He inhaled, not sure how long it had been since he breathed. His fingers tightened on hers. Irrational as it was, he didn’t want to let go.
“All right, then. I’d better tell Ted.”
“What?” Claire looked at him as if she couldn’t believe her ears.
“Ted,” he repeated. “He has to be told.”
Had Brendan taken leave of his senses? Claire could only stare at him.
“Why on earth would you think that? Do you want to give him another excuse to knock her around?”
“Of course I don’t.” Brendan looked taken aback at her vehemence. “But Ted has every right to know he’s fathered a child.”
“Right?” Her voice rose, and she snatched her hand away from his. What on earth was she doing holding hands with him anyway? “Ted doesn’t have any rights. He forfeited them the minute he hit her.”
Brendan’s gaze didn’t waver. “I can understand how you feel, but the law might not see it that way.”
She had to make him understand. She couldn’t let him put Stacy or the tiny life she carried in jeopardy.
“What if you tell him, and he has a momentary urge to do the right thing and marry her? What if she does?”
“She wouldn’t do that.”
“She might.” I did. Her head throbbed with painful memories, battering at her like fists. I went back. I believed the promises. And I lost my baby as a result.

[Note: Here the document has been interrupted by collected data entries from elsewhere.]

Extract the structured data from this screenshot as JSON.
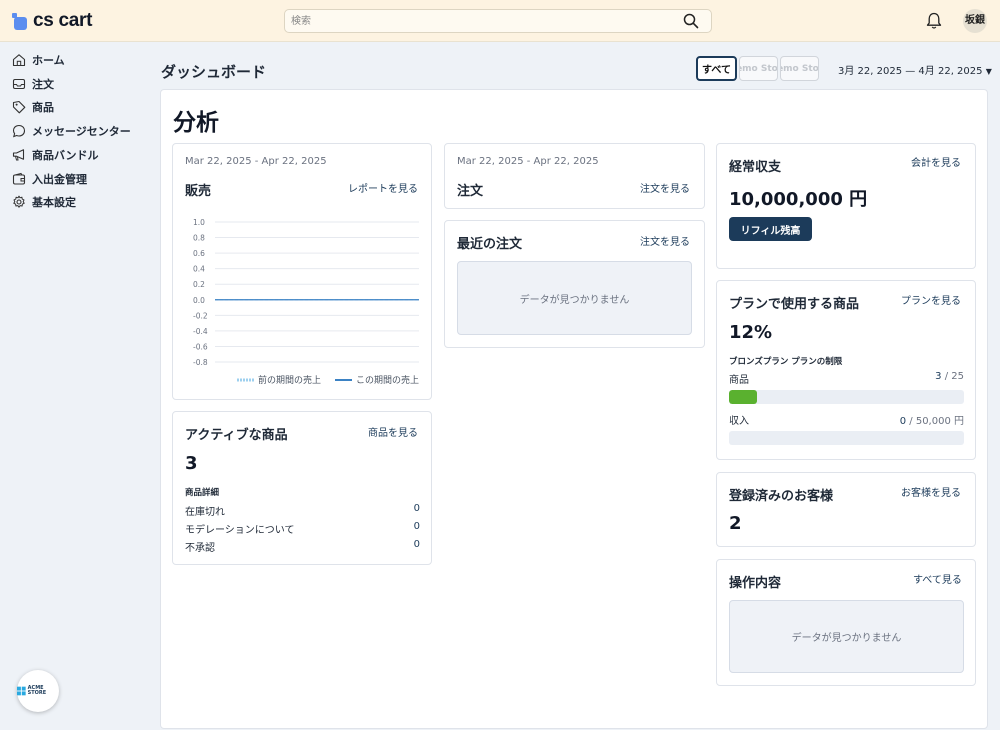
{
  "header": {
    "logo_text": "cs cart",
    "search_placeholder": "検索",
    "user_initials": "坂銀"
  },
  "sidebar": {
    "items": [
      {
        "label": "ホーム",
        "icon": "home-icon"
      },
      {
        "label": "注文",
        "icon": "inbox-icon"
      },
      {
        "label": "商品",
        "icon": "tag-icon"
      },
      {
        "label": "メッセージセンター",
        "icon": "chat-icon"
      },
      {
        "label": "商品バンドル",
        "icon": "megaphone-icon"
      },
      {
        "label": "入出金管理",
        "icon": "wallet-icon"
      },
      {
        "label": "基本設定",
        "icon": "gear-icon"
      }
    ],
    "store_logo_text": "ACME STORE"
  },
  "page": {
    "title": "ダッシュボード",
    "store_filters": [
      "すべて",
      "Demo Store",
      "Demo Store"
    ],
    "date_range": "3月 22, 2025 — 4月 22, 2025",
    "section_title": "分析"
  },
  "sales": {
    "date": "Mar 22, 2025 - Apr 22, 2025",
    "title": "販売",
    "link": "レポートを見る",
    "legend_prev": "前の期間の売上",
    "legend_curr": "この期間の売上"
  },
  "chart_data": {
    "type": "line",
    "ylim": [
      -0.8,
      1.0
    ],
    "yticks": [
      "1.0",
      "0.8",
      "0.6",
      "0.4",
      "0.2",
      "0.0",
      "-0.2",
      "-0.4",
      "-0.6",
      "-0.8"
    ],
    "series": [
      {
        "name": "前の期間の売上",
        "values": [
          0,
          0
        ],
        "color": "#9ed0ef"
      },
      {
        "name": "この期間の売上",
        "values": [
          0,
          0
        ],
        "color": "#3b82c4"
      }
    ],
    "grid": true,
    "legend": "bottom-right"
  },
  "orders": {
    "date": "Mar 22, 2025 - Apr 22, 2025",
    "title": "注文",
    "link": "注文を見る"
  },
  "recent_orders": {
    "title": "最近の注文",
    "link": "注文を見る",
    "empty": "データが見つかりません"
  },
  "active_products": {
    "title": "アクティブな商品",
    "link": "商品を見る",
    "value": "3",
    "details_title": "商品詳細",
    "rows": [
      {
        "label": "在庫切れ",
        "value": "0"
      },
      {
        "label": "モデレーションについて",
        "value": "0"
      },
      {
        "label": "不承認",
        "value": "0"
      }
    ]
  },
  "balance": {
    "title": "経常収支",
    "link": "会計を見る",
    "value": "10,000,000 円",
    "button": "リフィル残高"
  },
  "plan": {
    "title": "プランで使用する商品",
    "link": "プランを見る",
    "percent": "12%",
    "limits_title": "ブロンズプラン プランの制限",
    "products_label": "商品",
    "products_used": "3",
    "products_limit": "/ 25",
    "products_fraction": 0.12,
    "revenue_label": "収入",
    "revenue_used": "0",
    "revenue_limit": "/ 50,000 円",
    "revenue_fraction": 0
  },
  "customers": {
    "title": "登録済みのお客様",
    "link": "お客様を見る",
    "value": "2"
  },
  "activity": {
    "title": "操作内容",
    "link": "すべて見る",
    "empty": "データが見つかりません"
  }
}
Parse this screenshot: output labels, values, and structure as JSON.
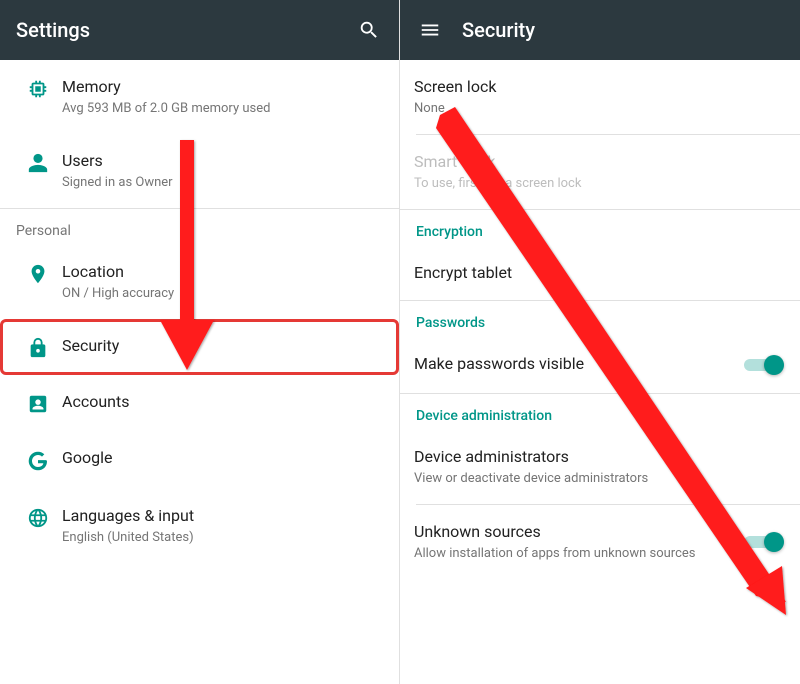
{
  "left": {
    "title": "Settings",
    "items": [
      {
        "title": "Memory",
        "sub": "Avg 593 MB of 2.0 GB memory used"
      },
      {
        "title": "Users",
        "sub": "Signed in as Owner"
      }
    ],
    "section": "Personal",
    "personal": [
      {
        "title": "Location",
        "sub": "ON / High accuracy"
      },
      {
        "title": "Security"
      },
      {
        "title": "Accounts"
      },
      {
        "title": "Google"
      },
      {
        "title": "Languages & input",
        "sub": "English (United States)"
      }
    ]
  },
  "right": {
    "title": "Security",
    "screenlock": {
      "title": "Screen lock",
      "sub": "None"
    },
    "smartlock": {
      "title": "Smart Lock",
      "sub": "To use, first set a screen lock"
    },
    "enc_hdr": "Encryption",
    "enc": {
      "title": "Encrypt tablet"
    },
    "pwd_hdr": "Passwords",
    "pwd": {
      "title": "Make passwords visible"
    },
    "admin_hdr": "Device administration",
    "admin": {
      "title": "Device administrators",
      "sub": "View or deactivate device administrators"
    },
    "unknown": {
      "title": "Unknown sources",
      "sub": "Allow installation of apps from unknown sources"
    }
  }
}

The doors of memory were wide open now, and the dark pain came surging over her, blinding her to everything else. The small part of her heart that had never stopped grieving that little life, lost before it could even begin, wept bitter, salty tears.
She took a breath, forcing the memories back. She would not let herself give in to them. They were the past, and she was all about the future.
“Claire? Are you all right?” Brendan was looking at her as if he knew.
No. He couldn’t know. No one could.
“I’m fine.” She managed to get the words out, managed to detach herself from the pain. It had taken a miscarriage to make her see that he would never change—that she had to get out or die.
She wouldn’t let Stacy pay that high of a price if she could prevent it.
“Look.” She put some force behind the word. “You’re talking about Ted’s rights, but it’s Stacy we’re trying to help here. Stacy is the injured party.”
“I know that.” Brendan’s expression was troubled, his eyes dark and serious.
Hoping he was wavering, she pressed on. “Besides, we don’t have the right to tell Ted. That’s Stacy’s decision to make, not ours.”
And she’d do everything in her power to make sure Stacy didn’t decide any such thing.
Three vertical frown lines etched themselves between his brows. “I’m counseling Ted. How can I withhold something like this from him?”
She blinked, trying to absorb the words. “You’re doing what?”
“I’m counseling Ted.” There was a thread of defensiveness in his voice.
She didn’t know where to hit first. “You’re counseling the abuser. Don’t you think that’s a conflict? You can’t help both of them.”
“They both need help.”
“Ted is an abuser.”
“Ted is also a troubled kid who needs my help. I may not like what he’s done, but that doesn’t mean I can turn my back on him. My ministry extends to Ted, too.”
“Your ministry.” She threw the words at him. “What kind of ministry is that? I suppose you think they ought to whitewash everything and get married, just to do the proper thing.”
If her words hurt him, he didn’t show it. “No, I don’t think any such thing. You know that.”
She did, but she wouldn’t admit it, not when he’d let her down so badly. “You’re the one who got me involved with helping Stacy. And all the time you were undercutting what I was doing.”
“No, I wasn’t.” He reached toward her, and she drew back. His hands dropped instantly. “I wouldn’t do anything to harm the good you’re doing with Stacy.”
The pounding in her head had reached mammoth proportions. She’d like to believe him, but she couldn’t. And not just because of her own experience.
“That’s not true, Brendan. It can’t be.” The words tasted bitter. “Because if you really believed that, you’d have told me what you were doing.”
He stared at her, the color of his eyes almost black. He didn’t have an answer. He couldn’t, because there wasn’t one.
The closeness she’d felt such a short time ago was gone entirely now, replaced by a chasm. Wide and deep and dark.